Apresentado pela grande mídia como um setor moderno e tecnológico, o “ogronegócio” continua mostrando sua verdadeira face: o Projeto de Lei do Marco Temporal das Terras Indígenas (PL 490/07); o PL do Veneno (nº 1.459/22); o financiamento dos atos golpistas de 8 de janeiro e a tentativa de criminalização do MST com uma CPI espúria. A falsa imagem (Agro Tec, Agro Pop) apresentada pela Globo assenta-se em duas grandes mentiras: a de que o “ogronegócio” não é mais o latifúndio improdutivo de algumas décadas e de que ele alimenta o mundo.
A primeira questão, posse e exploração da terra, é o que tem dado margem ao questionamento dos ruralistas em relação à extensão das terras indígenas no Brasil. Num misto de ganância e ignorância em relação à cultura dos povos originários, alegam que os indígenas têm terras em demasia para uso algum. Ora, o IBGE acabou de apurar que a população indígena é superior a 1,65 milhão, sendo que cerca de 1/3 (550 mil) reside em áreas urbanas e 2/3 (1,1 milhão) em Terras Indígenas. Como as Terras Indígenas demarcadas (nem todas homologadas) somam 107 milhões de hectares, o resultado é 97 hectares/indígena.

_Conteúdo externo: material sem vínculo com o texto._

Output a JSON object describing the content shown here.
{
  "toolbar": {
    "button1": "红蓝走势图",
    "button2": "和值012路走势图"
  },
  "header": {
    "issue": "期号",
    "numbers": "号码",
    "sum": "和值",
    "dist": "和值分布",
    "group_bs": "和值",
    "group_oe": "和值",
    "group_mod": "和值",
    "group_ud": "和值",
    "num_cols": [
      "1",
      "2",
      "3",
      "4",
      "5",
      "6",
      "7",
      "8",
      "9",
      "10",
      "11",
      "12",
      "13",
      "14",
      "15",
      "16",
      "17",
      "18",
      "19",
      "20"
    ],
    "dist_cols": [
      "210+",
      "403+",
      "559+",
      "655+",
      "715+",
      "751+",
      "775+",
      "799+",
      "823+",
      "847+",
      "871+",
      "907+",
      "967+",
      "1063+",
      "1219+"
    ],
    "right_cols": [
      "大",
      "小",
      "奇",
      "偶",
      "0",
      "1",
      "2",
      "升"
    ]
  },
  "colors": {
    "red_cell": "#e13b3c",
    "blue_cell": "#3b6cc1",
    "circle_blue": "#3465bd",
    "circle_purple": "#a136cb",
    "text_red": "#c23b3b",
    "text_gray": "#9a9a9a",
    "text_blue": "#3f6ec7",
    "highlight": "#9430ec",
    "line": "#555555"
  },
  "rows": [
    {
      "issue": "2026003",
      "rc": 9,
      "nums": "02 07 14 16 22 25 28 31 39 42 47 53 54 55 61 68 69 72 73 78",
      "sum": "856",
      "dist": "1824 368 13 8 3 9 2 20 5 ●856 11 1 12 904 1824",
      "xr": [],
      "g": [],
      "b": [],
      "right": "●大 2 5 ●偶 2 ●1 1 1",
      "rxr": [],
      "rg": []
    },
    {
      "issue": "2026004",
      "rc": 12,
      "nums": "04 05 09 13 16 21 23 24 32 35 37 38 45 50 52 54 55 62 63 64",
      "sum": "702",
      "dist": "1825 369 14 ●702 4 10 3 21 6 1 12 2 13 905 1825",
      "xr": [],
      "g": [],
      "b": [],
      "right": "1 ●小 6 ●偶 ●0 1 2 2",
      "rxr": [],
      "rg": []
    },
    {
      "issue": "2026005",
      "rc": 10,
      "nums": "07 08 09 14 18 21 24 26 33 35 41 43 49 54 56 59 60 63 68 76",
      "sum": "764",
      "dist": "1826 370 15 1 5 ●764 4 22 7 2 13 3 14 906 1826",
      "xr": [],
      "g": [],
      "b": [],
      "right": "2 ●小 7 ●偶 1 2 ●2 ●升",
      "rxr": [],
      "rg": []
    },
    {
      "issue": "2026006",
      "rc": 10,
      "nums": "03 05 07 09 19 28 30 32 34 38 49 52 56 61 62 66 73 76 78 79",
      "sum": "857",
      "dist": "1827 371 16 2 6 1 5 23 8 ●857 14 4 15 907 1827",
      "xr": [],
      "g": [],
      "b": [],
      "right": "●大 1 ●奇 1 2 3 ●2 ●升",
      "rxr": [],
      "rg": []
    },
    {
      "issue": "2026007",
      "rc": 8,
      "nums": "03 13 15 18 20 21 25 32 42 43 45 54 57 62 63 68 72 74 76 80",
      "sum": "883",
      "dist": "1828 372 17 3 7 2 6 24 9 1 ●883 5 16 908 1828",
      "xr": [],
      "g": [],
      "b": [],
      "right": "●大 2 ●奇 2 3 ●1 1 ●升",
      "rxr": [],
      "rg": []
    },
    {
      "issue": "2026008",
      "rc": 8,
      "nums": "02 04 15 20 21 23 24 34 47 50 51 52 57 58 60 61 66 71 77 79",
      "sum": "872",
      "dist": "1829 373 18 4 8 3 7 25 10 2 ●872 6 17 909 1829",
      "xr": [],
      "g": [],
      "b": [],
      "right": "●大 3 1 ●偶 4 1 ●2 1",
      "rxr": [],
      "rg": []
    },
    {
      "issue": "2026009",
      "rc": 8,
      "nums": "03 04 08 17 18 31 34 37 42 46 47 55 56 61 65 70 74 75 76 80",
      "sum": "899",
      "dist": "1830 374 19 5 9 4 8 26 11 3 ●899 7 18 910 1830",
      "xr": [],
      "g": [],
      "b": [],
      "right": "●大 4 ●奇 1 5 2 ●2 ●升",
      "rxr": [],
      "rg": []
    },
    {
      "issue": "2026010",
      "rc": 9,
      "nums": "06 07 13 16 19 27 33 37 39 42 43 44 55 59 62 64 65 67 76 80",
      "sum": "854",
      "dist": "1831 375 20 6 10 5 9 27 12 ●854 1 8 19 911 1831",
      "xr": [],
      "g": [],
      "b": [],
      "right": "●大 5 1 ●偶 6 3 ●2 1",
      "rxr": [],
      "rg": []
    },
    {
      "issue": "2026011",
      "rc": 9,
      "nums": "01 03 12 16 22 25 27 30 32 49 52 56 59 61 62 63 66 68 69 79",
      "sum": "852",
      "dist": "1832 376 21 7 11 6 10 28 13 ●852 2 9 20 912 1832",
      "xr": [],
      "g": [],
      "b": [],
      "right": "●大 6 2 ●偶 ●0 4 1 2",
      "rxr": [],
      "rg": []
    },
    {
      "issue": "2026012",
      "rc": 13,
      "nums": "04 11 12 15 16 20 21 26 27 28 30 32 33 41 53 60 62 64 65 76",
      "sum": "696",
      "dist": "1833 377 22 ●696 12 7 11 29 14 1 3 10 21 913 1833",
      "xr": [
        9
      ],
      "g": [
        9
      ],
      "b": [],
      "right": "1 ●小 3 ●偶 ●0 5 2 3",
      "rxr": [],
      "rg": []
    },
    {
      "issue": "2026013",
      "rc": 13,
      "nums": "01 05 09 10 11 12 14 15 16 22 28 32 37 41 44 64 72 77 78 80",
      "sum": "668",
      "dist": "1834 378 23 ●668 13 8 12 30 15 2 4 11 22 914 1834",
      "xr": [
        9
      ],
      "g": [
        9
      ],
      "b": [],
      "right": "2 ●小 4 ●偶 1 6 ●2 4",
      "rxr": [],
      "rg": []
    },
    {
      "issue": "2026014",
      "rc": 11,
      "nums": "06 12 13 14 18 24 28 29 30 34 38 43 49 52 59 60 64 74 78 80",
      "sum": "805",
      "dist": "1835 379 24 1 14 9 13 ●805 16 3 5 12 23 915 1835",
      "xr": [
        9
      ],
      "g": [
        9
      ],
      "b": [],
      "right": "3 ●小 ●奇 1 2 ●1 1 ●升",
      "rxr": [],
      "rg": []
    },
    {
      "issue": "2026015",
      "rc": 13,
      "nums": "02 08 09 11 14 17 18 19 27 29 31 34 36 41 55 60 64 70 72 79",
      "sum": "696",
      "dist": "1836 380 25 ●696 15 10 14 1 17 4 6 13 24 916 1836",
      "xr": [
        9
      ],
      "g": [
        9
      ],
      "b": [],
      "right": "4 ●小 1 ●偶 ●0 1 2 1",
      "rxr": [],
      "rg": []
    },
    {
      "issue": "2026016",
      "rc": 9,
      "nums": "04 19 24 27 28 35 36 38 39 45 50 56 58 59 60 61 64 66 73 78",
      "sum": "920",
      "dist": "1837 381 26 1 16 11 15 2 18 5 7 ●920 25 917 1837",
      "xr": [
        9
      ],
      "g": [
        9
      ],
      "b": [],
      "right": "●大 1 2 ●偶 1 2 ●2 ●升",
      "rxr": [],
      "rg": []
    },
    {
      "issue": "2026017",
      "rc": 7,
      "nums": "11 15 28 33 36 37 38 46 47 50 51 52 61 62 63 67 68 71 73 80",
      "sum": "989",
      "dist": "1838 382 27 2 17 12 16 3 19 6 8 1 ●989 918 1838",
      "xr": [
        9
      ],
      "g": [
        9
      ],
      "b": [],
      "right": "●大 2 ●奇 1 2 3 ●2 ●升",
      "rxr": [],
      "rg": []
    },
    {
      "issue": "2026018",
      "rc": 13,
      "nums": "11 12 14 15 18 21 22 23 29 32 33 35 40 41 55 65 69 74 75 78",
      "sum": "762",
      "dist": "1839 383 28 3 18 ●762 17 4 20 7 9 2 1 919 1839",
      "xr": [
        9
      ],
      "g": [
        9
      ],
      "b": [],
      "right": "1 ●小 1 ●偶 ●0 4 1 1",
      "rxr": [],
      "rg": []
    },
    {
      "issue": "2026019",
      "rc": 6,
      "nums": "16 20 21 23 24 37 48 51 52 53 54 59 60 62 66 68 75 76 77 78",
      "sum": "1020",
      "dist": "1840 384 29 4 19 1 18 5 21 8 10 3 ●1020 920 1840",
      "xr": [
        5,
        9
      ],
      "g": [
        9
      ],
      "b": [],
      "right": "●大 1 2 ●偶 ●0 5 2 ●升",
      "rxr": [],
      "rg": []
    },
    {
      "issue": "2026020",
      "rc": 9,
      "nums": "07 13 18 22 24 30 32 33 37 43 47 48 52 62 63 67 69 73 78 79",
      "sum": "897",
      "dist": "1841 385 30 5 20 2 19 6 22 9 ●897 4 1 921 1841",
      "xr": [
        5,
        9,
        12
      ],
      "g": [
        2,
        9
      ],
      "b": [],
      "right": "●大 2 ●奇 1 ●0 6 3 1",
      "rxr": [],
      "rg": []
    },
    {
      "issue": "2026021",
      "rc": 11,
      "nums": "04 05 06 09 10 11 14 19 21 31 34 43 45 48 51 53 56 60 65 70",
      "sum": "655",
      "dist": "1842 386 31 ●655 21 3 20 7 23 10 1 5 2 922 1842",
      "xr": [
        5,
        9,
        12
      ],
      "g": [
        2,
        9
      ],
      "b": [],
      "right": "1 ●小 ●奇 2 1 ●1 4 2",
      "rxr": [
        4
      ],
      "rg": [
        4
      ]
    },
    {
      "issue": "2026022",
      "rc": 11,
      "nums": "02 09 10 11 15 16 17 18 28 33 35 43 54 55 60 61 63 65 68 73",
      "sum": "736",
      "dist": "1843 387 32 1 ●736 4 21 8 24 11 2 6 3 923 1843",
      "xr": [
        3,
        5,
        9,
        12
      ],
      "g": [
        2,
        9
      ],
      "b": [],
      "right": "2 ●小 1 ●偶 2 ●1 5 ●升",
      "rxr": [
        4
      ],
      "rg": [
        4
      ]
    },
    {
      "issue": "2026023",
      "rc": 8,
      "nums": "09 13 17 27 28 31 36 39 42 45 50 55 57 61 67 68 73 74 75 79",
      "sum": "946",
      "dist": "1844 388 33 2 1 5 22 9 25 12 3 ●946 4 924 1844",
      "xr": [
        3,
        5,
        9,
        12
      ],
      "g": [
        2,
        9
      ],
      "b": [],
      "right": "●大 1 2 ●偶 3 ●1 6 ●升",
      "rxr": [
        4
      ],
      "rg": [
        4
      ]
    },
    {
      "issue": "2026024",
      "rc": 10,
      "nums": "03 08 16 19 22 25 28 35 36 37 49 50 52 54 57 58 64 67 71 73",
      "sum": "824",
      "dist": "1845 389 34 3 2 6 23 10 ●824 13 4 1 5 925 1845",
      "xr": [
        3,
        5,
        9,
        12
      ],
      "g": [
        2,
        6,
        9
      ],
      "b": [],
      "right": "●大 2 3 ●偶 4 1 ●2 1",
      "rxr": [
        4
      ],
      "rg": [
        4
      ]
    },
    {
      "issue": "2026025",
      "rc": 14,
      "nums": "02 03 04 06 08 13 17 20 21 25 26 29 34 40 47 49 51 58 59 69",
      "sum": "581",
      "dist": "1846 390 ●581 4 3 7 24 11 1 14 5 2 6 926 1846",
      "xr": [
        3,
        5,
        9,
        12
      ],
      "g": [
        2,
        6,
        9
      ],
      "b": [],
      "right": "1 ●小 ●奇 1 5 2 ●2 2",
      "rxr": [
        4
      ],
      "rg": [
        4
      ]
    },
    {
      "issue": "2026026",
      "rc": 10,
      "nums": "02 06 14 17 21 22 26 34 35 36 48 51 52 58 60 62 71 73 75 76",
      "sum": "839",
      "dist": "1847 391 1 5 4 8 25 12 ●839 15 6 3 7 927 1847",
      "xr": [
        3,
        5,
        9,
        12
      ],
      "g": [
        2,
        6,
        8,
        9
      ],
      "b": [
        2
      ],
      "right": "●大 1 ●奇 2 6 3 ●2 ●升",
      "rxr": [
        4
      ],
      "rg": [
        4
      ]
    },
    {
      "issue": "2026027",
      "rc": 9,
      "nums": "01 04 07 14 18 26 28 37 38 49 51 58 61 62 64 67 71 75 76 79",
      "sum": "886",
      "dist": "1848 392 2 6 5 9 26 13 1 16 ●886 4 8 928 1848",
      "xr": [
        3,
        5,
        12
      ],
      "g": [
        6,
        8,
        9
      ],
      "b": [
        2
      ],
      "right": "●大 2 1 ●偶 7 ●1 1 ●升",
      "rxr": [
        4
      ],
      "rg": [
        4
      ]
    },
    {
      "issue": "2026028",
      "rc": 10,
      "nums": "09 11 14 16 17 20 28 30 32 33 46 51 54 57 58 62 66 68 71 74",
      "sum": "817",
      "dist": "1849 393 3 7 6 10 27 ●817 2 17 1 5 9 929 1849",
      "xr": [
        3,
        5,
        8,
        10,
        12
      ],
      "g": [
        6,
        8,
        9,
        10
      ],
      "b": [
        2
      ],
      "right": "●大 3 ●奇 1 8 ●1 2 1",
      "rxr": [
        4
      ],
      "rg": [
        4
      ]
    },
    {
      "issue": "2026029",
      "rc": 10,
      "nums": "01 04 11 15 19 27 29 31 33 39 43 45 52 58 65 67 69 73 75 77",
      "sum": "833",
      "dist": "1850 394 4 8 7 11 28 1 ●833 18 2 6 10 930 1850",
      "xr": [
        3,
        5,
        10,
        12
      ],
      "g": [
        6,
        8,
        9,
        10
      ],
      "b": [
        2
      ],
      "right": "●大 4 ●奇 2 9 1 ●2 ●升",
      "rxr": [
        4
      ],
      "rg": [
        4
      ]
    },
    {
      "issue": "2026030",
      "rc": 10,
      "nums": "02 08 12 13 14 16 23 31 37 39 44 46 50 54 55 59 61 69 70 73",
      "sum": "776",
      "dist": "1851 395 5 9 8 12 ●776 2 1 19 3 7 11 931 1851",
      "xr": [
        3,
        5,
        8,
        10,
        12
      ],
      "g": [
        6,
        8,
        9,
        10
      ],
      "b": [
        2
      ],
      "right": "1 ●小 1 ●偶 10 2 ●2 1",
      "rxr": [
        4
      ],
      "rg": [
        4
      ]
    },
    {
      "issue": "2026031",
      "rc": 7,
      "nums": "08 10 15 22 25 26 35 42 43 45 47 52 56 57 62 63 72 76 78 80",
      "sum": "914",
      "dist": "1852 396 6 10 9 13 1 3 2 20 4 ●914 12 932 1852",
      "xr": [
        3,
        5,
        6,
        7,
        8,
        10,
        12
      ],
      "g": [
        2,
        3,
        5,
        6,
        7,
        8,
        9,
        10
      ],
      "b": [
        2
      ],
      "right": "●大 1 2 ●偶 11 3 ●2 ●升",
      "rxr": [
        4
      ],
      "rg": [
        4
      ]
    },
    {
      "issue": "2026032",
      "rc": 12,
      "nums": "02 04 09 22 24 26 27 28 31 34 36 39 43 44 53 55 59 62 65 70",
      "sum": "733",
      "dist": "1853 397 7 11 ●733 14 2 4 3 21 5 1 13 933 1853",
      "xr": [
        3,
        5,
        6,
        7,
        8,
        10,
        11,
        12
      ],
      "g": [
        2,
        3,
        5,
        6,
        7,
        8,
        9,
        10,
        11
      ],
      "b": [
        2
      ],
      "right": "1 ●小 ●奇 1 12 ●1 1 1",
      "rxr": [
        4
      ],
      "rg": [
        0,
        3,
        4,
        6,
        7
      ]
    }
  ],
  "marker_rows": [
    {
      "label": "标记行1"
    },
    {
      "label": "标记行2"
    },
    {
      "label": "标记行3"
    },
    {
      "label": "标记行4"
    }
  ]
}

O Brasil tem 115 mil grandes propriedades rurais que ocupam 315 milhões de hectares, o que resulta em 2.740 hectares/propriedade. Mesmo se considerar todos os seus familiares (seriam 310 mil pessoas, 2,7 pessoas/família), o resultado seria de 1.016 hectares/pessoa, mais de dez vezes o espaço médio ocupado por indígenas. A título de comparação, as 4,7 milhões de pequenas propriedades rurais (agricultura familiar) ocupam 130 milhões de hectares – 27,6 hectares/propriedade, 100 vezes menos que um latifúndio.
A réplica dos ruralistas traz a segunda grande mentira, a de que, sustentando o saldo positivo da balança comercial brasileira com suas exportações, alimentam de 1,5 bilhão a 2 bilhões de pessoas do planeta. Mentira desvairada! O Brasil produz 7,7% da produção mundial de grãos (270 milhões em 3,5 bilhões de toneladas) e suas exportações de grãos somam 140 milhões de toneladas, apenas 4% do consumo mundial.
Tal volume supriria a demanda de 320 milhões de pessoas (4% de 8 bilhões), uma fração dos 1,5 a 2 bilhões. Mas nem isto é verdadeiro, pois a grande maioria dos grãos exportados pelo Brasil não se destina diretamente à alimentação humana, mas a aves e porcos chineses, coreanos e europeus.
Quanto a sustentar o saldo da balança comercial do país, se é fato, o seu efeito colateral é devastador para os brasileiros, especialmente os mais pobres. Os ruralistas se dedicaram a expandir a produção de produtos que possam faturar em dólar, deixando de lado os produtos tradicionais da mesa do brasileiro. Assim, a área plantada com soja, milho e cana-de-açúcar) avançou de forma implacável (crescimento de 213% de 1980 a 2022, de 22,4 para 70,2 milhões de hectares), ocupando hoje cerca de 85% da área plantada no País.
Já a área plantada para a produção de alimentos que o nosso povo consome (feijão, arroz, mandioca, hortaliças, legumes, banana), cada vez mais restrita aos agricultores familiares e médios produtores rurais, caiu mais de 50%, de 14,4 para 7,1 milhões de hectares (de 1960 a 2020, enquanto a população brasileira cresceu 200%, a produção de arroz cresceu 130%, a de feijão 67%, a de banana ficou estagnada e a de mandioca caiu 19%).
Daí advém dois sacrifícios para o povo nas cidades: de um lado, a redução da área cultivada com alimentos básicos resulta na estagnação da produção e consequente elevação de seus preços; de outro, a cotação em dólar das exportações gera uma forte alta dos preços de óleo de soja, fubá, açúcar e carnes no mercado interno.
Em suma, sempre posando de patriotas, desfilando nos acampamentos golpistas com a “amarelinha” do Neymala, os ruralistas estão se lixando para a alimentação do povo brasileiro.
E o que fica desses “homens de bem”: grilagem de terras públicas; invasão de unidades de conservação e terras indígenas; frequente uso de trabalho escravo; uso excessivo de agrotóxicos contaminando o ar, o solo e o lençol freático; destruição de matas ciliares; promoção de incêndios criminosos e desmatamento na Amazônia e no Cerrado, e recorrentes calotes de suas dívidas junto ao Banco do Brasil.
O que o Brasil precisa é de uma CPI do “ogronegócio”!